Dell’ironia si serve, senza calcare la mano: «Smorza il peso di alcuni argomenti e aiuta a far riflettere. Con l’illustratore e musicista Alessandro Baronciani abbiamo proposto un concerto disegnato,
La distanza, che prendendo spunto dal film L’avventura di Antonioni raccontava il viaggio con due ragazze per la Sicilia, fra riflessioni sulla solitudine e sull’amore». Colapesce ha anche creato partiture per accompagnare le immagini di Vittorio De Seta, primo documentarista italiano: Isola di fuoco è stato presentato due anni fa al Romaeropa Festival.

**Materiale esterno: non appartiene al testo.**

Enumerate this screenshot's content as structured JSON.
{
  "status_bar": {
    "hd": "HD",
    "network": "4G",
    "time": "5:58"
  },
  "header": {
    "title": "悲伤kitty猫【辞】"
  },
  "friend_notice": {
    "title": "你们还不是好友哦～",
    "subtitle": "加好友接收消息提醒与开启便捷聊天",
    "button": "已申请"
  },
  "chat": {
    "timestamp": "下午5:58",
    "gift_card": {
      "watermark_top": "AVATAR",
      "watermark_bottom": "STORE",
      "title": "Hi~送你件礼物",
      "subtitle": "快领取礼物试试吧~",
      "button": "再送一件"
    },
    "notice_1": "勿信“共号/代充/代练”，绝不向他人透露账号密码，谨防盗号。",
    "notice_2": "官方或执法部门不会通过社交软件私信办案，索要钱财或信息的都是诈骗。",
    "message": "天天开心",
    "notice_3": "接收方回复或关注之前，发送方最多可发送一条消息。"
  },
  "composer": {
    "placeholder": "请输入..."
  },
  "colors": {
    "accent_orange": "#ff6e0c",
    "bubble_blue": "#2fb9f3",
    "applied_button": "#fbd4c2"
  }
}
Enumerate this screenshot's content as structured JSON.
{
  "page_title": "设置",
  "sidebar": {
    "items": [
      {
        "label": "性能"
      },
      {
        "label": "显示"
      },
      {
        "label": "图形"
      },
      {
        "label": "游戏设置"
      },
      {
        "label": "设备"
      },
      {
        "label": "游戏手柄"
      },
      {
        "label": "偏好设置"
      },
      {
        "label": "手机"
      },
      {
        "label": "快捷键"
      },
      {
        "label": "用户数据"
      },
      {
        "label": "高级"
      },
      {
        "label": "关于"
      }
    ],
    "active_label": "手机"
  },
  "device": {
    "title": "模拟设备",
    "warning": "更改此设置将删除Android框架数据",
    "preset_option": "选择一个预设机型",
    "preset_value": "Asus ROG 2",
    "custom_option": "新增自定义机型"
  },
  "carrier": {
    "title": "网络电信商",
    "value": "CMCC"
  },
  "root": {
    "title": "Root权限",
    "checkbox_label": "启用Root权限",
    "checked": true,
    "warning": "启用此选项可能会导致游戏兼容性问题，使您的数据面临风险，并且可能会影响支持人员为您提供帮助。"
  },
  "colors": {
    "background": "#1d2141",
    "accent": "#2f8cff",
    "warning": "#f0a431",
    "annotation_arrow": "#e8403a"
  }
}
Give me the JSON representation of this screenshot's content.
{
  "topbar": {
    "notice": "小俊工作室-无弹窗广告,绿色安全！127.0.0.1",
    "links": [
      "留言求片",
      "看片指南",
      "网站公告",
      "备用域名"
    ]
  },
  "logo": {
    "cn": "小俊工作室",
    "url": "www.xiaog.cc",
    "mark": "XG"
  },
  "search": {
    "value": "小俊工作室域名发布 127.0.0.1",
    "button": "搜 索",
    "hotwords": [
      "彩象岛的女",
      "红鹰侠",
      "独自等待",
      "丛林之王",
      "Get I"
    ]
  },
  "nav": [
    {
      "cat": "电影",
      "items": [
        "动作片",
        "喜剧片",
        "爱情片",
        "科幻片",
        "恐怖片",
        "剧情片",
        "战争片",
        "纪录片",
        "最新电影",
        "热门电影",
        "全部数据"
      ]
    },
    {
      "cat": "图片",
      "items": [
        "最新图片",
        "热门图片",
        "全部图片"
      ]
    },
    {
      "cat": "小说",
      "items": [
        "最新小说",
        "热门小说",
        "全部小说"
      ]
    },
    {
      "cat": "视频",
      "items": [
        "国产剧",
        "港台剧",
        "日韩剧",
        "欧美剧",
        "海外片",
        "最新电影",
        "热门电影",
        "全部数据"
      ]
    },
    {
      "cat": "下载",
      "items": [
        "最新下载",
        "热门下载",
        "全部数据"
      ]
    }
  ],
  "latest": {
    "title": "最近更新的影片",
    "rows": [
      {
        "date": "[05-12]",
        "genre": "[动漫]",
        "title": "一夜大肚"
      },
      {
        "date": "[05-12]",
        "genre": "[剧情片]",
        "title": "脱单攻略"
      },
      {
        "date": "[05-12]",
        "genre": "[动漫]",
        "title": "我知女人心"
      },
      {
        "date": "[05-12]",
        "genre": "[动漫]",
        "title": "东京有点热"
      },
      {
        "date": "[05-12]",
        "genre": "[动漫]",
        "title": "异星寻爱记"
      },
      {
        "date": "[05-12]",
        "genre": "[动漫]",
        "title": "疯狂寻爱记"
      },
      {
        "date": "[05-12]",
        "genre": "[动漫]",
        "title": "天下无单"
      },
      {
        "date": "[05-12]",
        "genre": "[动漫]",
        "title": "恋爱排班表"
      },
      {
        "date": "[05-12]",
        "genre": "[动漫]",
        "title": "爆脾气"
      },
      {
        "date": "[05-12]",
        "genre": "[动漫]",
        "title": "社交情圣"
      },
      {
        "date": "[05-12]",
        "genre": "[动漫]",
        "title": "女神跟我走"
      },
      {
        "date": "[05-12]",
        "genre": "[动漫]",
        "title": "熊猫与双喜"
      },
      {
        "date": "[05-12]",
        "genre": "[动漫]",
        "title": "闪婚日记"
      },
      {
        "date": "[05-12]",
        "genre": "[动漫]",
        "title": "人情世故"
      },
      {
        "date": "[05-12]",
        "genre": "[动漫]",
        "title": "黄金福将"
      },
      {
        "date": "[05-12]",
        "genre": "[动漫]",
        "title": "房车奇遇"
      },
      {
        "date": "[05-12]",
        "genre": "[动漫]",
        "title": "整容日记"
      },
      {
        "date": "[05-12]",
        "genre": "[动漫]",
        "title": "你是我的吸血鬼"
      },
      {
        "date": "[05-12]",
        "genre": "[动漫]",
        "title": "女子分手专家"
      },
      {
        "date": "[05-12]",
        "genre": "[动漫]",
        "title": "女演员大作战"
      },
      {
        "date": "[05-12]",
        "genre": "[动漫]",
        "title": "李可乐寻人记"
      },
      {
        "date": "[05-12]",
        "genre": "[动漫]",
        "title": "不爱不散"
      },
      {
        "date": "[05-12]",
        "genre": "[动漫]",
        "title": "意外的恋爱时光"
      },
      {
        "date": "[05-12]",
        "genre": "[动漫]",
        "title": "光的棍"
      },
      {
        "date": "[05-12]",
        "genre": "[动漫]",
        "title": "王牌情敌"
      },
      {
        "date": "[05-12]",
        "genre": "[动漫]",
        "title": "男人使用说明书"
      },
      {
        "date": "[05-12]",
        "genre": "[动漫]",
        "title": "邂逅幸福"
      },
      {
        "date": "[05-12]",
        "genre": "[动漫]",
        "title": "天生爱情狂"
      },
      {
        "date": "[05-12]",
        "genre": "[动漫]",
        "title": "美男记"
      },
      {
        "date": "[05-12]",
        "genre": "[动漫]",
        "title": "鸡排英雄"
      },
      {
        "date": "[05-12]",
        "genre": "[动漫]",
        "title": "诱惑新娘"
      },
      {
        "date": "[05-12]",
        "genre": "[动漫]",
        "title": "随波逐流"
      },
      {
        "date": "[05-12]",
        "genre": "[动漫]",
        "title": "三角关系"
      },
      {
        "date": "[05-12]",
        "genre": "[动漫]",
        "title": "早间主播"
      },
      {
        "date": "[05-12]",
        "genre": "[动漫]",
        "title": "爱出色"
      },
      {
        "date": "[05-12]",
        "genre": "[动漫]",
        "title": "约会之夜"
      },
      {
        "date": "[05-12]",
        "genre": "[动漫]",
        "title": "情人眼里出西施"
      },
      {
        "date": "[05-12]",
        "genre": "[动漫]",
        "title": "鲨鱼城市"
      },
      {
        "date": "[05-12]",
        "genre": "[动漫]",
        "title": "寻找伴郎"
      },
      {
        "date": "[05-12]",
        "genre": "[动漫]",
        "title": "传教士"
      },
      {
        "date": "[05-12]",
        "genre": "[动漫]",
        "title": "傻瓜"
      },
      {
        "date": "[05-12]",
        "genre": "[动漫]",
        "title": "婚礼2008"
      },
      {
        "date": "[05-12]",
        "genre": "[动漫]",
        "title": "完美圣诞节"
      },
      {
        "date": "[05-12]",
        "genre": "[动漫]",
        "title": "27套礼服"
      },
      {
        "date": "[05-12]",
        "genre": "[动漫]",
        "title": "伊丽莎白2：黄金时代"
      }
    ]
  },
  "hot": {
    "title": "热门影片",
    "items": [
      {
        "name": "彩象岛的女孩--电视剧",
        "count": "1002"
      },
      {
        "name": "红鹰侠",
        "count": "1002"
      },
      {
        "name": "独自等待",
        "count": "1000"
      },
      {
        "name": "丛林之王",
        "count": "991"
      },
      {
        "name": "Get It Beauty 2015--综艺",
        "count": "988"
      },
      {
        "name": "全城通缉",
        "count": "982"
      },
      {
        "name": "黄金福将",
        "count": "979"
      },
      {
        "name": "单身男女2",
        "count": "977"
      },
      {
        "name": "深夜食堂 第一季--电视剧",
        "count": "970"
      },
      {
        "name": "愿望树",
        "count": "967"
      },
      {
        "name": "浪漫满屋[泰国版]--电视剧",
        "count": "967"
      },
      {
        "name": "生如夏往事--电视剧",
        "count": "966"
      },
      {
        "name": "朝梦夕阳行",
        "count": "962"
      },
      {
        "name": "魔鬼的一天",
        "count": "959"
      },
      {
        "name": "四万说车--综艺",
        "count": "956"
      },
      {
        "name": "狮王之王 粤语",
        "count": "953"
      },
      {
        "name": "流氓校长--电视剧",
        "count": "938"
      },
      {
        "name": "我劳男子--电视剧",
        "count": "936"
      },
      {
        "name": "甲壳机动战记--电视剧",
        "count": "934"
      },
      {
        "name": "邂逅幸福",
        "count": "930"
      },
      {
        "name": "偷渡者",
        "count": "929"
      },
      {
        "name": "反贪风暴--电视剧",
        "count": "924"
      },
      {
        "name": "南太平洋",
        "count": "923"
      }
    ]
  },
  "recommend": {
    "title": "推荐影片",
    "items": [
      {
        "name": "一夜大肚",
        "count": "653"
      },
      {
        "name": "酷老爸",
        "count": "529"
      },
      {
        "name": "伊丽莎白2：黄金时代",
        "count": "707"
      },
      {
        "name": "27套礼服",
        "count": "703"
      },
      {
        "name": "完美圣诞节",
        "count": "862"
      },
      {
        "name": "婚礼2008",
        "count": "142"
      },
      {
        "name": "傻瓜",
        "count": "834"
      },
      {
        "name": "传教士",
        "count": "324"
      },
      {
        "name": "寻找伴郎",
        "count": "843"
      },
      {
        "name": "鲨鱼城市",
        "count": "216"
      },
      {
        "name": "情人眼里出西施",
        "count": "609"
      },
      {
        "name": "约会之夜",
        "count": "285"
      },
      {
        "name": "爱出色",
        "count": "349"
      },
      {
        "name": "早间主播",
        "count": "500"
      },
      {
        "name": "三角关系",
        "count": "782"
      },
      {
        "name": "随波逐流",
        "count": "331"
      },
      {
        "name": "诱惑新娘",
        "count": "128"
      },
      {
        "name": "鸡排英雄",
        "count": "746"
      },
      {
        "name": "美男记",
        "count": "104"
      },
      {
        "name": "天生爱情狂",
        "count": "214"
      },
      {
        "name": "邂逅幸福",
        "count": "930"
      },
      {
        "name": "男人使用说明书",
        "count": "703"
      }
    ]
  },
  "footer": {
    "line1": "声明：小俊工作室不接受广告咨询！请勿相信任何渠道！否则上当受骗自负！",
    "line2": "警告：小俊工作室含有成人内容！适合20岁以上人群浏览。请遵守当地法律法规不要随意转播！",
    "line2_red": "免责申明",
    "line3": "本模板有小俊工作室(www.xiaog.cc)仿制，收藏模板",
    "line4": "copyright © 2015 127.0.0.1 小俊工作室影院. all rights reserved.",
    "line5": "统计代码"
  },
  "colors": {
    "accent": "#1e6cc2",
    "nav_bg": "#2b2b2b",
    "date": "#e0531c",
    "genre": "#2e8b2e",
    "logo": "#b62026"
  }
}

Un percorso alternativo di per sé, e antitetico ai talent, che giudica così: «Un fenomeno solo televisivo, e non artistico. I ragazzi sono solamente interpreti. La musica d’autore è ben diversa dall’eseguire cover con una bella voce». Ricorda: «A nove anni ho preso in mano la chitarra e non l’ho più lasciata. Mentre ero all’università a Catania, Lettere con indirizzo Comunicazione, suonavo in diverse formazioni. Dopo la laurea triennale ho fatto la mia scelta di vita, la musica per sempre: ho vinto il premio Tenco, ed eseguito centinaia di concerti».
Perché quel nome? «Colapesce è una leggenda della Sicilia federiciana di cui esistono varie versioni, una è che sia un personaggio leggendario che si sacrifica per reggere l’isola mentre sta per sprofondare inghiottita dal mare. Mi veniva raccontata da piccolo». A voler vedere un simbolo, lui che passando per una lunga gavetta arriva al successo: «Una strada molto dura, la selezione è più alta che in tv. Con me ha funzionato il passaparola. Le persone si identificano nei testi che scrivo, dal valore universale. Da un decennio non mi fermo, seguito da un pubblico non sterminato ma fedele, che segue ogni mio passo».